Note:- Using autoscaler on a cluster does not automatically change its node group size. Therefore, changing the maximum or minimum size does not scale up or scale down the cluster size. When you are editing the autoscaler-configured maximum size of the node pool, ensure that the maximum size limit of the node pool is lesser than or equal to the current replica count.
- When a scale-down is in progress, it is not recommended to edit the maximum size of the cluster.
- You can view the scale-up and scale-down events under the Events tab of the Telco Cloud Automation portal.
VM Size
Number of Replicas - Number of node pool VMs to be created. The ideal number of replicas for production or staging deployment is 3.
Note:The Number of Replicas field is unavailable if autoscaler is enabled for the node.
-
Number of vCPUs - To ensure that the physical CPU core is used by the same node, provide an even count of vCPUs if the underlying ESXi host is hyper threading-enabled, and if the network function requires NUMA alignment and CPU reservation.

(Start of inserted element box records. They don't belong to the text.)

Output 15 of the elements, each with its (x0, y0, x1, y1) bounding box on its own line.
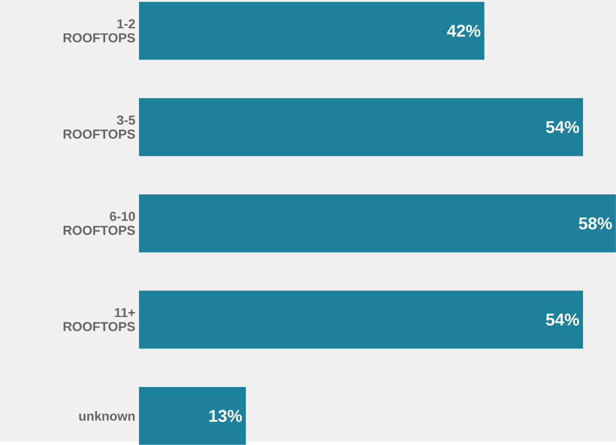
y-tick-label: 11+ ROOFTOPS (64, 308, 135, 332)
bar (138, 2, 484, 60)
data-label: 58% (578, 217, 612, 230)
bar (138, 386, 246, 445)
data-label: 42% (447, 24, 480, 37)
data-label: 54% (546, 121, 580, 134)
data-label: 13% (209, 410, 242, 422)
bar (138, 194, 616, 252)
y-tick-label: unknown (79, 411, 135, 421)
y-tick-label: 1-2 ROOFTOPS (64, 19, 135, 42)
y-tick-label: 3-5 ROOFTOPS (64, 116, 136, 139)
data-label: 54% (546, 314, 580, 326)
bar (138, 290, 584, 349)
bar (138, 98, 584, 156)
y-tick-label: 6-10 ROOFTOPS (64, 212, 135, 235)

Cores Per Socket (Optional) - Enter the number of cores per socket if you require more that 64 cores.
Memory - Enter the memory in GB.
Disk Size - Enter the disk size in GB.
Network
Management Network - Select the Management network.
MTU - Enter the maximum transmission unit in bytes.
DNS - Provide comma-separated primary and secondary DNS servers.
- IPAM Type - The IPAM type defaults to DHCP or IP Pool based on your selection in the Control Plane Info section.
- IP Pool - Displays the IP pool you selected in the Control Plane Info section. However, you can select a different IP pool.
Note: When you change the IP pool, it causes a rolling update to the node pool.
ADD NETWORK DEVICE - Click this button to add a dedicated NFS interface to the node pool, select the interface, and then enter the following:
Interface Name - Enter the interface name as tkg-nfs to reach the NFS server.
Labels
To add the appropriate labels for this profile, click Add Label. These labels are added to the Kubernetes node.
Advanced Options
Clone Mode - Specify the type of clone operation. Linked Clone is supported on templates that have at least one snapshot. Otherwise, the clone mode defaults to Full Clone.
To enable Machine Health Check, select Configure Machine Health Check
Kubeadmin Config Template (YAML) - Enable or deactivate the Kubeadmin Config Template YAML.
- Node Pool Upgrade Strategy (YAML) - Enable or deactivate the node pool upgrade strategy YAML.
Click Apply.
- Ready to Deploy - Click Deploy.
Results
The cluster details page displays the status of the overall deployment and the deployment status of each component.